Report meeting Commissie voor Cultuur, Jeugd, Sport en Media
Report
Mevrouw Coudyser heeft het woord.
Het cultureel samenwerkingsakkoord met de Franse Gemeenschap bestaat vijf jaar. We mochten tijdens een viering op 15 februari ook vijf kaarsjes uitblazen in het Brussels jeugdtheater BRONKS.
Tegelijkertijd hebt u ook bij de bespreking van uw beleidsbrief aangekondigd dat dit vijfjarige bestaan niet alleen een feest, maar ook een reflectiemoment zou zijn waarbij we die samenwerking toch eens zullen evalueren. Uit de bespreking van uw beleidsbrief maak ik op dat het feest met de Franse Gemeenschap tegelijk ook een evaluatie ging zijn. U zou op dat feest kunnen antwoorden op de vraag of dat matching fonds ook in de diepte voldoende heeft doorgewerkt. Als het enkel de projecten op zich zijn, kan dat op zichzelf waardevol zijn om te weten wat we moeten doen, of er meer investeringen moeten gebeuren, of we andere dingen moeten doen... Dat is allemaal nog niet duidelijk.
Het feestje is intussen voorbij. Daarom zou ik graag nog eens met u van gedachten wisselen over die evaluatie. Wie of welke organisatie stond in voor de evaluatie? Welke criteria werden er geëvalueerd? Is er een evaluatierapport opgemaakt? Is dit beschikbaar?

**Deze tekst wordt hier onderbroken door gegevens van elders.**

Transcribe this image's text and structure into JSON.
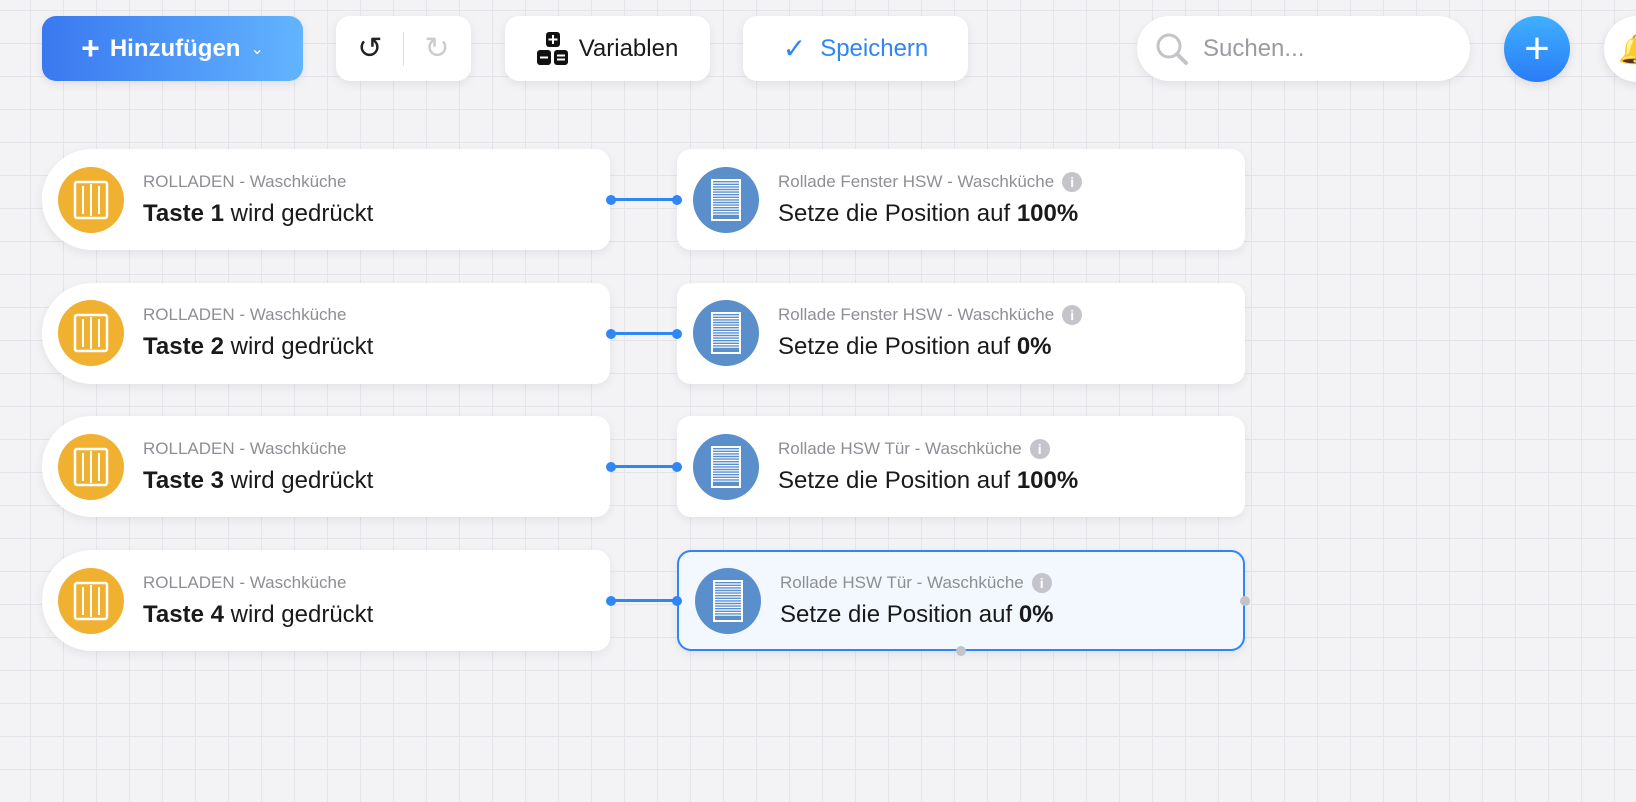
{
  "toolbar": {
    "add_label": "Hinzufügen",
    "variables_label": "Variablen",
    "save_label": "Speichern",
    "search_placeholder": "Suchen..."
  },
  "colors": {
    "accent": "#2f86f6",
    "trigger_icon": "#f0b030",
    "action_icon": "#5a8fcc"
  },
  "rules": [
    {
      "trigger": {
        "device": "ROLLADEN - Waschküche",
        "key": "Taste 1",
        "text": "wird gedrückt"
      },
      "action": {
        "device": "Rollade Fenster HSW - Waschküche",
        "text": "Setze die Position auf",
        "value": "100%"
      },
      "selected": false
    },
    {
      "trigger": {
        "device": "ROLLADEN - Waschküche",
        "key": "Taste 2",
        "text": "wird gedrückt"
      },
      "action": {
        "device": "Rollade Fenster HSW - Waschküche",
        "text": "Setze die Position auf",
        "value": "0%"
      },
      "selected": false
    },
    {
      "trigger": {
        "device": "ROLLADEN - Waschküche",
        "key": "Taste 3",
        "text": "wird gedrückt"
      },
      "action": {
        "device": "Rollade HSW Tür - Waschküche",
        "text": "Setze die Position auf",
        "value": "100%"
      },
      "selected": false
    },
    {
      "trigger": {
        "device": "ROLLADEN - Waschküche",
        "key": "Taste 4",
        "text": "wird gedrückt"
      },
      "action": {
        "device": "Rollade HSW Tür - Waschküche",
        "text": "Setze die Position auf",
        "value": "0%"
      },
      "selected": true
    }
  ]
}
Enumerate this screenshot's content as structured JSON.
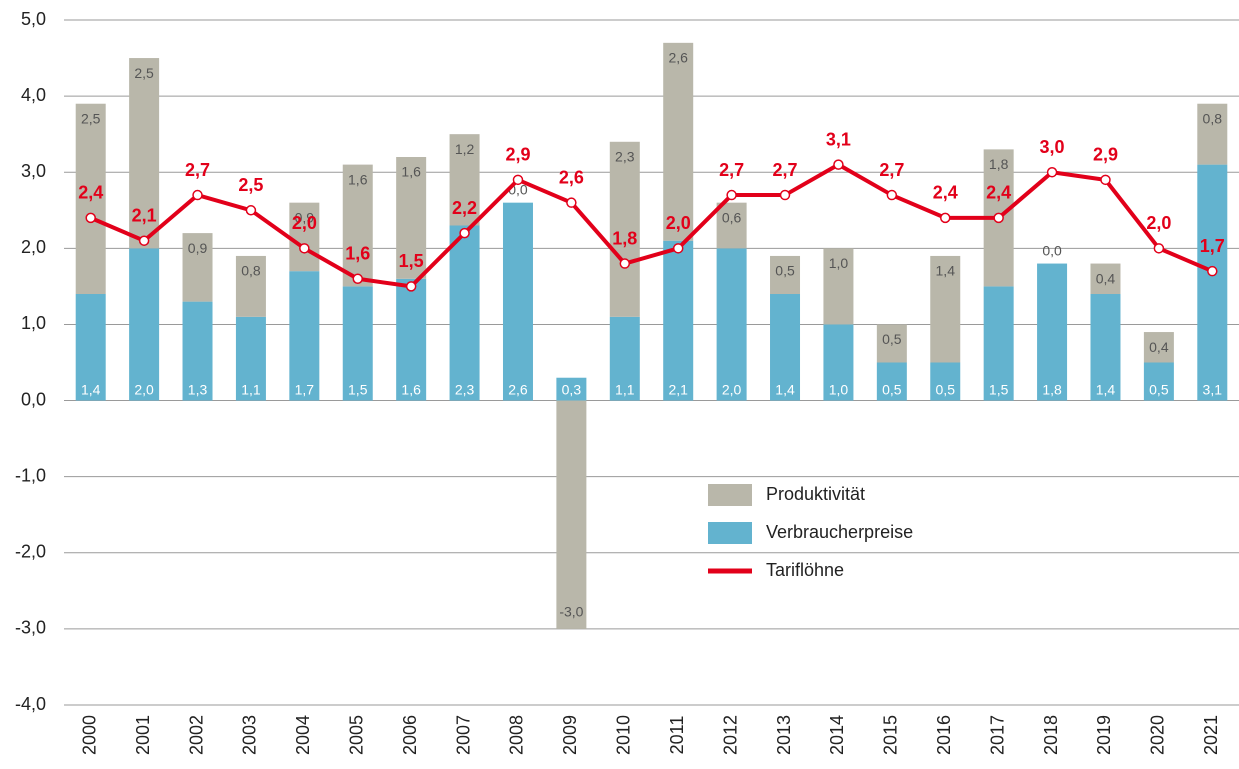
{
  "chart_data": {
    "type": "bar",
    "categories": [
      "2000",
      "2001",
      "2002",
      "2003",
      "2004",
      "2005",
      "2006",
      "2007",
      "2008",
      "2009",
      "2010",
      "2011",
      "2012",
      "2013",
      "2014",
      "2015",
      "2016",
      "2017",
      "2018",
      "2019",
      "2020",
      "2021"
    ],
    "series": [
      {
        "name": "Verbraucherpreise",
        "color": "#63b3cf",
        "type": "bar",
        "values": [
          1.4,
          2.0,
          1.3,
          1.1,
          1.7,
          1.5,
          1.6,
          2.3,
          2.6,
          0.3,
          1.1,
          2.1,
          2.0,
          1.4,
          1.0,
          0.5,
          0.5,
          1.5,
          1.8,
          1.4,
          0.5,
          3.1
        ],
        "value_labels": [
          "1,4",
          "2,0",
          "1,3",
          "1,1",
          "1,7",
          "1,5",
          "1,6",
          "2,3",
          "2,6",
          "0,3",
          "1,1",
          "2,1",
          "2,0",
          "1,4",
          "1,0",
          "0,5",
          "0,5",
          "1,5",
          "1,8",
          "1,4",
          "0,5",
          "3,1"
        ]
      },
      {
        "name": "Produktivität",
        "color": "#b9b7aa",
        "type": "bar",
        "values": [
          2.5,
          2.5,
          0.9,
          0.8,
          0.9,
          1.6,
          1.6,
          1.2,
          0.0,
          -3.0,
          2.3,
          2.6,
          0.6,
          0.5,
          1.0,
          0.5,
          1.4,
          1.8,
          0.0,
          0.4,
          0.4,
          0.8
        ],
        "value_labels": [
          "2,5",
          "2,5",
          "0,9",
          "0,8",
          "0,9",
          "1,6",
          "1,6",
          "1,2",
          "0,0",
          "-3,0",
          "2,3",
          "2,6",
          "0,6",
          "0,5",
          "1,0",
          "0,5",
          "1,4",
          "1,8",
          "0,0",
          "0,4",
          "0,4",
          "0,8"
        ]
      },
      {
        "name": "Tariflöhne",
        "color": "#e2001a",
        "type": "line",
        "values": [
          2.4,
          2.1,
          2.7,
          2.5,
          2.0,
          1.6,
          1.5,
          2.2,
          2.9,
          2.6,
          1.8,
          2.0,
          2.7,
          2.7,
          3.1,
          2.7,
          2.4,
          2.4,
          3.0,
          2.9,
          2.0,
          1.7
        ],
        "value_labels": [
          "2,4",
          "2,1",
          "2,7",
          "2,5",
          "2,0",
          "1,6",
          "1,5",
          "2,2",
          "2,9",
          "2,6",
          "1,8",
          "2,0",
          "2,7",
          "2,7",
          "3,1",
          "2,7",
          "2,4",
          "2,4",
          "3,0",
          "2,9",
          "2,0",
          "1,7"
        ]
      }
    ],
    "ylim": [
      -4,
      5
    ],
    "yticks": [
      {
        "value": -4,
        "label": "-4,0"
      },
      {
        "value": -3,
        "label": "-3,0"
      },
      {
        "value": -2,
        "label": "-2,0"
      },
      {
        "value": -1,
        "label": "-1,0"
      },
      {
        "value": 0,
        "label": "0,0"
      },
      {
        "value": 1,
        "label": "1,0"
      },
      {
        "value": 2,
        "label": "2,0"
      },
      {
        "value": 3,
        "label": "3,0"
      },
      {
        "value": 4,
        "label": "4,0"
      },
      {
        "value": 5,
        "label": "5,0"
      }
    ],
    "grid": true,
    "stacked": true
  }
}
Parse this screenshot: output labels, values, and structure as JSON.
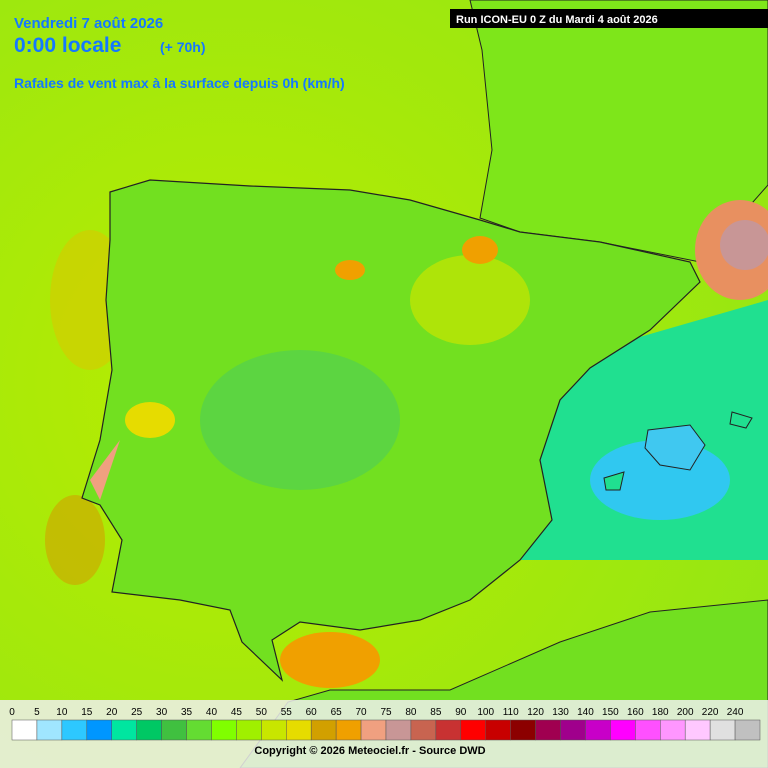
{
  "header": {
    "date": "Vendredi 7 août 2026",
    "time": "0:00 locale",
    "lead": "(+ 70h)",
    "field": "Rafales de vent max à la surface depuis 0h (km/h)"
  },
  "run": "Run ICON-EU 0 Z du Mardi 4 août 2026",
  "legend": {
    "ticks": [
      0,
      5,
      10,
      15,
      20,
      25,
      30,
      35,
      40,
      45,
      50,
      55,
      60,
      65,
      70,
      75,
      80,
      85,
      90,
      100,
      110,
      120,
      130,
      140,
      150,
      160,
      180,
      200,
      220,
      240
    ],
    "colors": [
      "#ffffff",
      "#a0e6ff",
      "#2dc8ff",
      "#0096ff",
      "#00e6a0",
      "#00c864",
      "#40c040",
      "#64dc32",
      "#80ff00",
      "#a0f000",
      "#c8e600",
      "#e6dc00",
      "#d2a000",
      "#f0a000",
      "#f0a080",
      "#c89696",
      "#c86450",
      "#c83232",
      "#ff0000",
      "#c80000",
      "#8c0000",
      "#a00050",
      "#a0008c",
      "#c800c8",
      "#ff00ff",
      "#ff50ff",
      "#ff96ff",
      "#ffc8ff",
      "#e0e0e0",
      "#c0c0c0"
    ]
  },
  "copyright": "Copyright © 2026 Meteociel.fr - Source DWD"
}
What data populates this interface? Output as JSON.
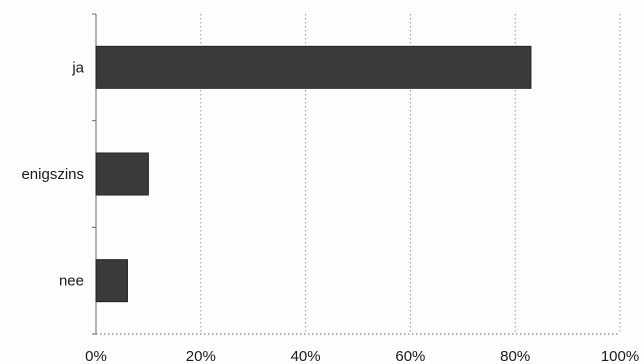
{
  "chart_data": {
    "type": "bar",
    "orientation": "horizontal",
    "categories": [
      "ja",
      "enigszins",
      "nee"
    ],
    "series": [
      {
        "values": [
          83,
          10,
          6
        ]
      }
    ],
    "x_ticks": [
      "0%",
      "20%",
      "40%",
      "60%",
      "80%",
      "100%"
    ],
    "xlim": [
      0,
      100
    ],
    "title": "",
    "xlabel": "",
    "ylabel": "",
    "grid": "vertical dotted",
    "legend": "none",
    "colors": {
      "bar": "#3a3a3a",
      "grid": "#9a9a9a",
      "axis": "#6a6a6a"
    }
  }
}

Wat zijn de belangrijkste conclusies van de evaluatie? Heeft dat matching fonds, zoals u aangaf, ook in de diepte voldoende doorgewerkt?
Hoe verliep de samenwerking op het niveau van de ambtenaren en op het politieke niveau? Hoe wordt dat geëvalueerd? Hoe kunnen we hier in de toekomst verder werk van maken?
Welke aanbevelingen geeft u ons nog voor de toekomst mee?
Minister Gatz heeft het woord.
Beide administraties hebben zelf een evaluatie gemaakt van de initiatieven voor de sector in het kader van de projectoproepen van 2016, 2017 en 2018. De evaluatie is gemaakt op basis van de analyse van de aanvragen en de toegekende projecten. Het gaat dan over het aantal, de herkomst, de aard van de projecten en dergelijke meer.
Deze kwantitatieve gegevens werden aangevuld met kwalitatieve gegevens. In de verantwoording werden de organisaties immers bevraagd naar hun positieve ervaringen, evenals naar remmende factoren voor de samenwerking.
Die gegevens samen werden getoetst aan de criteria van het reglement voor de projectoproep en de doelstellingen die erin werden verwoord.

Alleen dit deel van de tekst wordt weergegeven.